What did the FTC say
In the case of John Hess, the FTC said that vote for the new order was 3-0, and stated “Maintaining the restrictions on Mr. Hess’s employment would damage the FTC’s credibility and undermine its mission.”
In the case of Scott Sheffield, the FTC also voted 3-0 to reopen and set aside the final order, “Maintaining the restrictions on Mr. Sheffield’s employment would damage the FTC’s credibility and undermine its mission. Vacating the final order is therefore in the public interest.”
Background:
Chevron just completed its $53 billion take-over of Hess, that it announced in October 2023.
In March 2024, ExxonMobil completed its $60 billion acquisition of Pioneer Natural Resources.
In January 2025, the outgoing Biden Administration issued a final consent order prohibiting Chevron from nominating, designating, or appointing Hess CEO John Hess to its board.

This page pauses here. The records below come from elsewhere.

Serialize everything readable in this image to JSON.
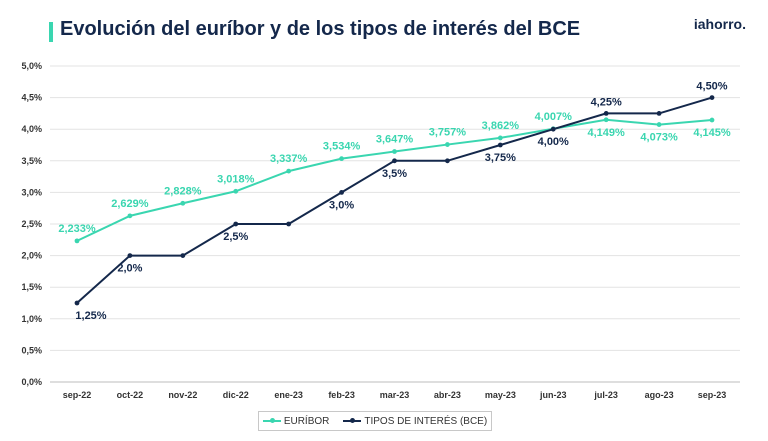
{
  "header": {
    "title": "Evolución del euríbor y de los tipos de interés del BCE",
    "logo": "iahorro."
  },
  "colors": {
    "euribor": "#3ad6b0",
    "bce": "#14284b",
    "grid": "#e3e3e3"
  },
  "chart_data": {
    "type": "line",
    "categories": [
      "sep-22",
      "oct-22",
      "nov-22",
      "dic-22",
      "ene-23",
      "feb-23",
      "mar-23",
      "abr-23",
      "may-23",
      "jun-23",
      "jul-23",
      "ago-23",
      "sep-23"
    ],
    "ylim": [
      0,
      5
    ],
    "yticks": [
      "0,0%",
      "0,5%",
      "1,0%",
      "1,5%",
      "2,0%",
      "2,5%",
      "3,0%",
      "3,5%",
      "4,0%",
      "4,5%",
      "5,0%"
    ],
    "grid": true,
    "legend_position": "bottom",
    "series": [
      {
        "name": "EURÍBOR",
        "values": [
          2.233,
          2.629,
          2.828,
          3.018,
          3.337,
          3.534,
          3.647,
          3.757,
          3.862,
          4.007,
          4.149,
          4.073,
          4.145
        ],
        "labels": [
          "2,233%",
          "2,629%",
          "2,828%",
          "3,018%",
          "3,337%",
          "3,534%",
          "3,647%",
          "3,757%",
          "3,862%",
          "4,007%",
          "4,149%",
          "4,073%",
          "4,145%"
        ]
      },
      {
        "name": "TIPOS DE INTERÉS (BCE)",
        "values": [
          1.25,
          2.0,
          2.0,
          2.5,
          2.5,
          3.0,
          3.5,
          3.5,
          3.75,
          4.0,
          4.25,
          4.25,
          4.5
        ],
        "labels": [
          "1,25%",
          "2,0%",
          "",
          "2,5%",
          "",
          "3,0%",
          "3,5%",
          "",
          "3,75%",
          "4,00%",
          "4,25%",
          "",
          "4,50%"
        ]
      }
    ]
  }
}
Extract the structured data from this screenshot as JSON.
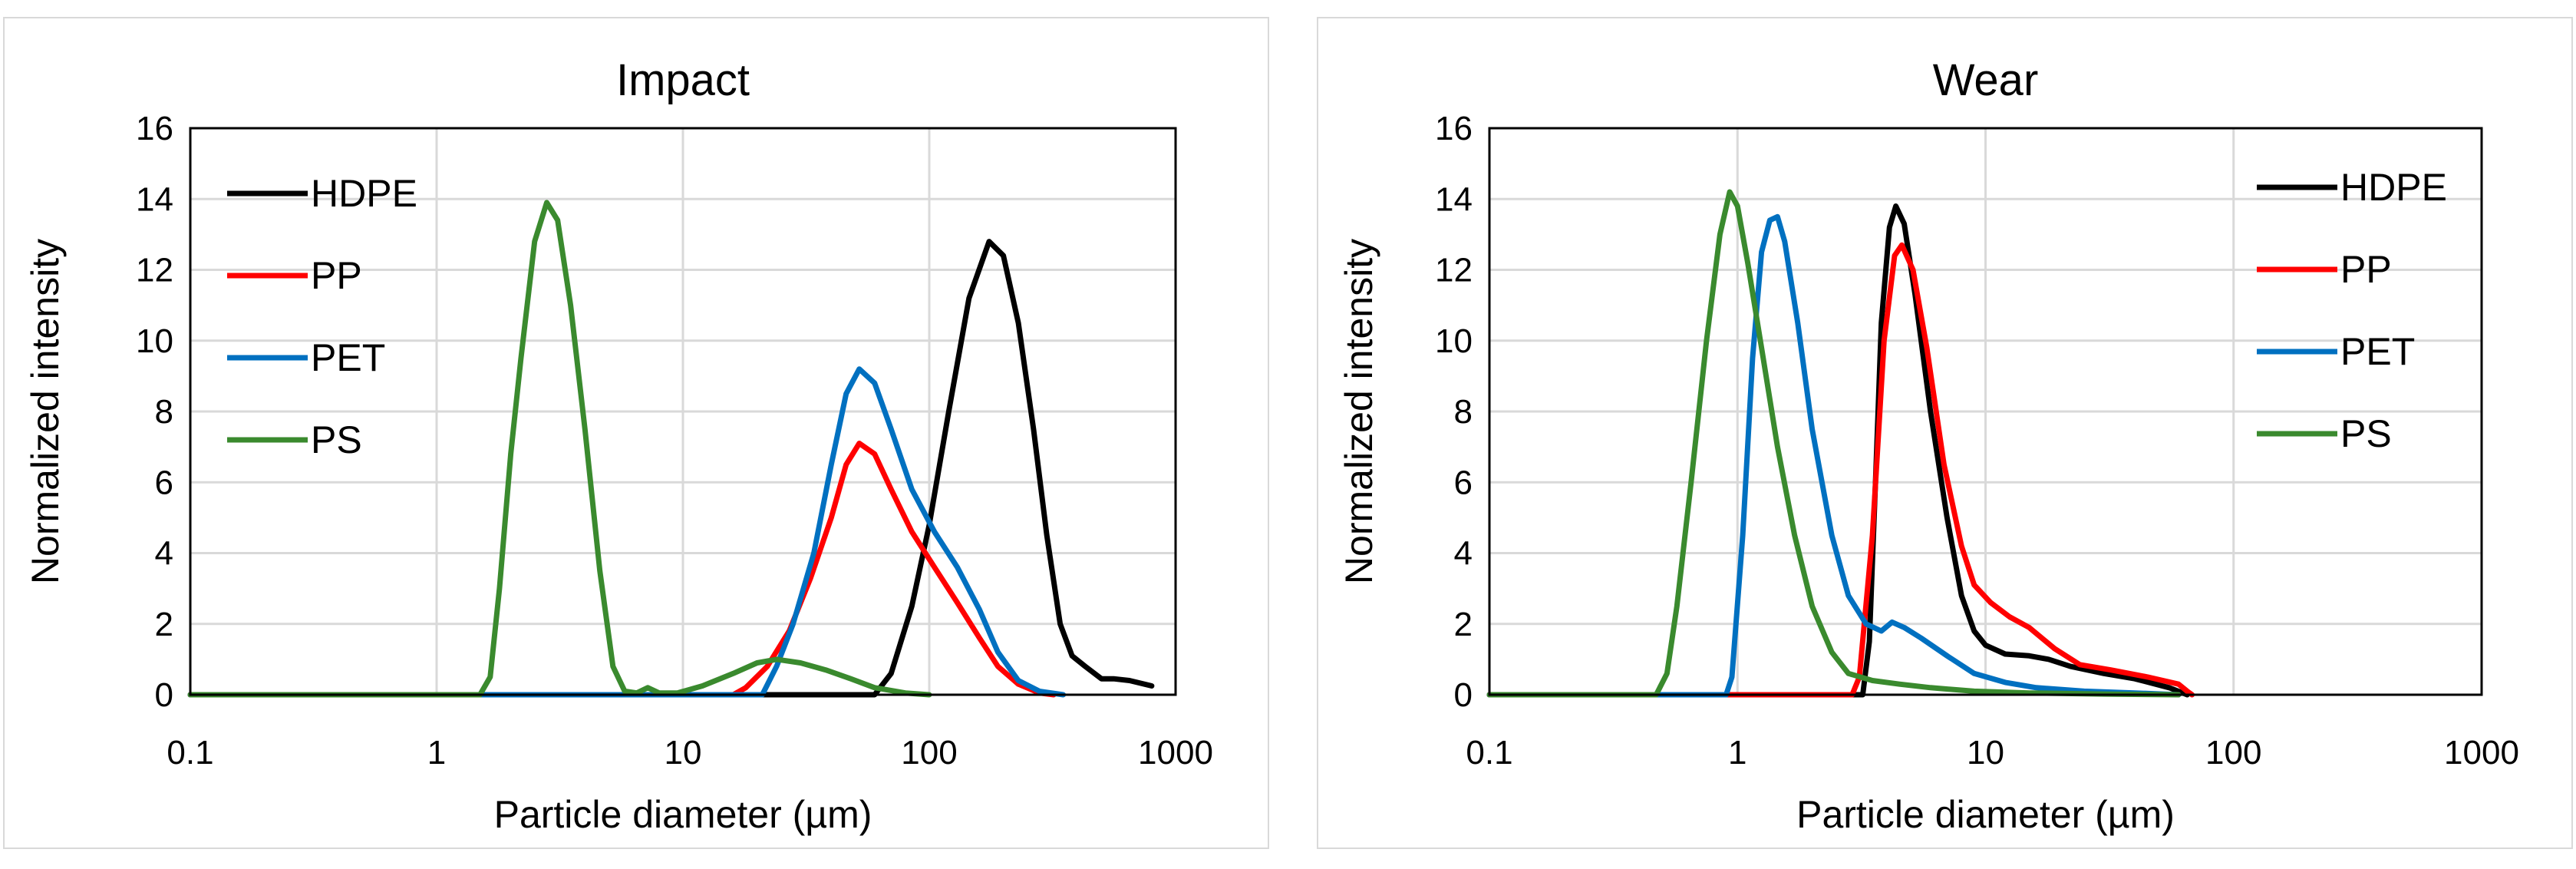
{
  "chart_data": [
    {
      "type": "line",
      "title": "Impact",
      "xlabel": "Particle diameter (µm)",
      "ylabel": "Normalized intensity",
      "xscale": "log",
      "xlim": [
        0.1,
        1000
      ],
      "ylim": [
        0,
        16
      ],
      "xticks": [
        "0.1",
        "1",
        "10",
        "100",
        "1000"
      ],
      "yticks": [
        "0",
        "2",
        "4",
        "6",
        "8",
        "10",
        "12",
        "14",
        "16"
      ],
      "grid": true,
      "legend_position": "top-left",
      "series": [
        {
          "name": "HDPE",
          "color": "#000000",
          "points": [
            [
              0.1,
              0
            ],
            [
              60,
              0
            ],
            [
              70,
              0.6
            ],
            [
              85,
              2.5
            ],
            [
              100,
              4.8
            ],
            [
              120,
              8
            ],
            [
              145,
              11.2
            ],
            [
              175,
              12.8
            ],
            [
              200,
              12.4
            ],
            [
              230,
              10.5
            ],
            [
              265,
              7.5
            ],
            [
              300,
              4.5
            ],
            [
              340,
              2
            ],
            [
              380,
              1.1
            ],
            [
              430,
              0.8
            ],
            [
              500,
              0.45
            ],
            [
              560,
              0.45
            ],
            [
              650,
              0.4
            ],
            [
              800,
              0.25
            ]
          ]
        },
        {
          "name": "PP",
          "color": "#ff0000",
          "points": [
            [
              0.1,
              0
            ],
            [
              16,
              0
            ],
            [
              18,
              0.2
            ],
            [
              22,
              0.8
            ],
            [
              27,
              1.8
            ],
            [
              33,
              3.3
            ],
            [
              40,
              5
            ],
            [
              46,
              6.5
            ],
            [
              52,
              7.1
            ],
            [
              60,
              6.8
            ],
            [
              70,
              5.8
            ],
            [
              85,
              4.6
            ],
            [
              105,
              3.6
            ],
            [
              130,
              2.6
            ],
            [
              160,
              1.6
            ],
            [
              190,
              0.8
            ],
            [
              230,
              0.3
            ],
            [
              280,
              0.05
            ],
            [
              320,
              0
            ]
          ]
        },
        {
          "name": "PET",
          "color": "#0070c0",
          "points": [
            [
              0.1,
              0
            ],
            [
              21,
              0
            ],
            [
              24,
              0.8
            ],
            [
              28,
              2
            ],
            [
              34,
              4
            ],
            [
              40,
              6.5
            ],
            [
              46,
              8.5
            ],
            [
              52,
              9.2
            ],
            [
              60,
              8.8
            ],
            [
              70,
              7.5
            ],
            [
              85,
              5.8
            ],
            [
              105,
              4.6
            ],
            [
              130,
              3.6
            ],
            [
              160,
              2.4
            ],
            [
              190,
              1.2
            ],
            [
              230,
              0.4
            ],
            [
              280,
              0.1
            ],
            [
              350,
              0
            ]
          ]
        },
        {
          "name": "PS",
          "color": "#3a8a2e",
          "points": [
            [
              0.1,
              0
            ],
            [
              1.5,
              0
            ],
            [
              1.65,
              0.5
            ],
            [
              1.8,
              3
            ],
            [
              2,
              6.8
            ],
            [
              2.2,
              9.5
            ],
            [
              2.5,
              12.8
            ],
            [
              2.8,
              13.9
            ],
            [
              3.1,
              13.4
            ],
            [
              3.5,
              11
            ],
            [
              4,
              7.5
            ],
            [
              4.6,
              3.5
            ],
            [
              5.2,
              0.8
            ],
            [
              5.8,
              0.1
            ],
            [
              6.5,
              0.05
            ],
            [
              7.2,
              0.2
            ],
            [
              8,
              0.05
            ],
            [
              9.5,
              0.05
            ],
            [
              12,
              0.25
            ],
            [
              16,
              0.6
            ],
            [
              20,
              0.9
            ],
            [
              24,
              1
            ],
            [
              30,
              0.9
            ],
            [
              38,
              0.7
            ],
            [
              48,
              0.45
            ],
            [
              60,
              0.2
            ],
            [
              80,
              0.05
            ],
            [
              100,
              0
            ]
          ]
        }
      ]
    },
    {
      "type": "line",
      "title": "Wear",
      "xlabel": "Particle diameter (µm)",
      "ylabel": "Normalized intensity",
      "xscale": "log",
      "xlim": [
        0.1,
        1000
      ],
      "ylim": [
        0,
        16
      ],
      "xticks": [
        "0.1",
        "1",
        "10",
        "100",
        "1000"
      ],
      "yticks": [
        "0",
        "2",
        "4",
        "6",
        "8",
        "10",
        "12",
        "14",
        "16"
      ],
      "grid": true,
      "legend_position": "top-right",
      "series": [
        {
          "name": "HDPE",
          "color": "#000000",
          "points": [
            [
              0.1,
              0
            ],
            [
              3.2,
              0
            ],
            [
              3.4,
              1.5
            ],
            [
              3.6,
              6
            ],
            [
              3.8,
              10.5
            ],
            [
              4.1,
              13.2
            ],
            [
              4.35,
              13.8
            ],
            [
              4.7,
              13.3
            ],
            [
              5.2,
              11.3
            ],
            [
              6,
              8
            ],
            [
              7,
              5
            ],
            [
              8,
              2.8
            ],
            [
              9,
              1.8
            ],
            [
              10,
              1.4
            ],
            [
              12,
              1.15
            ],
            [
              15,
              1.1
            ],
            [
              18,
              1
            ],
            [
              22,
              0.8
            ],
            [
              30,
              0.6
            ],
            [
              40,
              0.45
            ],
            [
              55,
              0.2
            ],
            [
              65,
              0
            ]
          ]
        },
        {
          "name": "PP",
          "color": "#ff0000",
          "points": [
            [
              0.1,
              0
            ],
            [
              2.9,
              0
            ],
            [
              3.1,
              0.5
            ],
            [
              3.5,
              4.5
            ],
            [
              3.9,
              10
            ],
            [
              4.3,
              12.4
            ],
            [
              4.6,
              12.7
            ],
            [
              5.1,
              12
            ],
            [
              5.8,
              9.8
            ],
            [
              6.8,
              6.5
            ],
            [
              8,
              4.2
            ],
            [
              9,
              3.1
            ],
            [
              10.5,
              2.6
            ],
            [
              12.5,
              2.2
            ],
            [
              15,
              1.9
            ],
            [
              19,
              1.3
            ],
            [
              24,
              0.85
            ],
            [
              32,
              0.7
            ],
            [
              45,
              0.5
            ],
            [
              60,
              0.3
            ],
            [
              65,
              0.1
            ],
            [
              68,
              0
            ]
          ]
        },
        {
          "name": "PET",
          "color": "#0070c0",
          "points": [
            [
              0.1,
              0
            ],
            [
              0.9,
              0
            ],
            [
              0.95,
              0.5
            ],
            [
              1.05,
              4.5
            ],
            [
              1.15,
              9.5
            ],
            [
              1.25,
              12.5
            ],
            [
              1.35,
              13.4
            ],
            [
              1.45,
              13.5
            ],
            [
              1.55,
              12.8
            ],
            [
              1.75,
              10.5
            ],
            [
              2,
              7.5
            ],
            [
              2.4,
              4.5
            ],
            [
              2.8,
              2.8
            ],
            [
              3.3,
              2
            ],
            [
              3.8,
              1.8
            ],
            [
              4.2,
              2.05
            ],
            [
              4.7,
              1.9
            ],
            [
              5.5,
              1.6
            ],
            [
              7,
              1.1
            ],
            [
              9,
              0.6
            ],
            [
              12,
              0.35
            ],
            [
              16,
              0.2
            ],
            [
              25,
              0.1
            ],
            [
              40,
              0.05
            ],
            [
              60,
              0
            ]
          ]
        },
        {
          "name": "PS",
          "color": "#3a8a2e",
          "points": [
            [
              0.1,
              0
            ],
            [
              0.47,
              0
            ],
            [
              0.52,
              0.6
            ],
            [
              0.57,
              2.5
            ],
            [
              0.65,
              6
            ],
            [
              0.75,
              10
            ],
            [
              0.85,
              13
            ],
            [
              0.93,
              14.2
            ],
            [
              1,
              13.8
            ],
            [
              1.1,
              12.2
            ],
            [
              1.25,
              9.8
            ],
            [
              1.45,
              7
            ],
            [
              1.7,
              4.5
            ],
            [
              2,
              2.5
            ],
            [
              2.4,
              1.2
            ],
            [
              2.8,
              0.6
            ],
            [
              3.5,
              0.4
            ],
            [
              4.5,
              0.3
            ],
            [
              6,
              0.2
            ],
            [
              9,
              0.1
            ],
            [
              15,
              0.05
            ],
            [
              30,
              0.02
            ],
            [
              60,
              0
            ]
          ]
        }
      ]
    }
  ]
}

The Biden Administration issued a similar order to prevent Scott Sheffield from joining ExxonMobil's board.
In both cases, the FTC said in its early orders before Trump returned to the White House that these two gentlemen communicated with OPEC officials about the oil market.
In March 2025, Chevron and Hess petitioned the FTC to reopen and modify the final consent order.
In March 2025, Mr. Sheffield himself, not ExxonMobil, petitioned the FTC to reopen and vacate the order.
On 15 July, the FTC issued a press release, initially denying Sheffield’s petition, because he lacks standing, as “Sheffield is not a party to the final order and therefore cannot make use of the petition process.”
FTC press releases further indicated that now FTC Chairman Andrew Ferguson and Commissioner Melissa Holyoak dissented both formal FTC orders during the Biden administration, but they were outvoted by the then majority.
What to follow:
Mr. John Hess will join Chevron Board of Directors
As for Mr. Sheffield, according to local press, Mr. Sheffield said “As for the possibility of joining Exxon’s board now, because of actions they have taken in this matter, I am no longer interested.”
“Exxon signed a rushed, baseless, and illegal order barring me and other Pioneer employees from taking an Exxon board seat,” said Mr. Sheffield.
“For now, I remain one of Exxon’s largest individual shareholders and as such will consider other options,” added Mr. Sheffield.
It remains unclear what types of communication between oil company leaders would be considered market manipulation with leaders of OPEC or Saudi Aramco or ADNOC.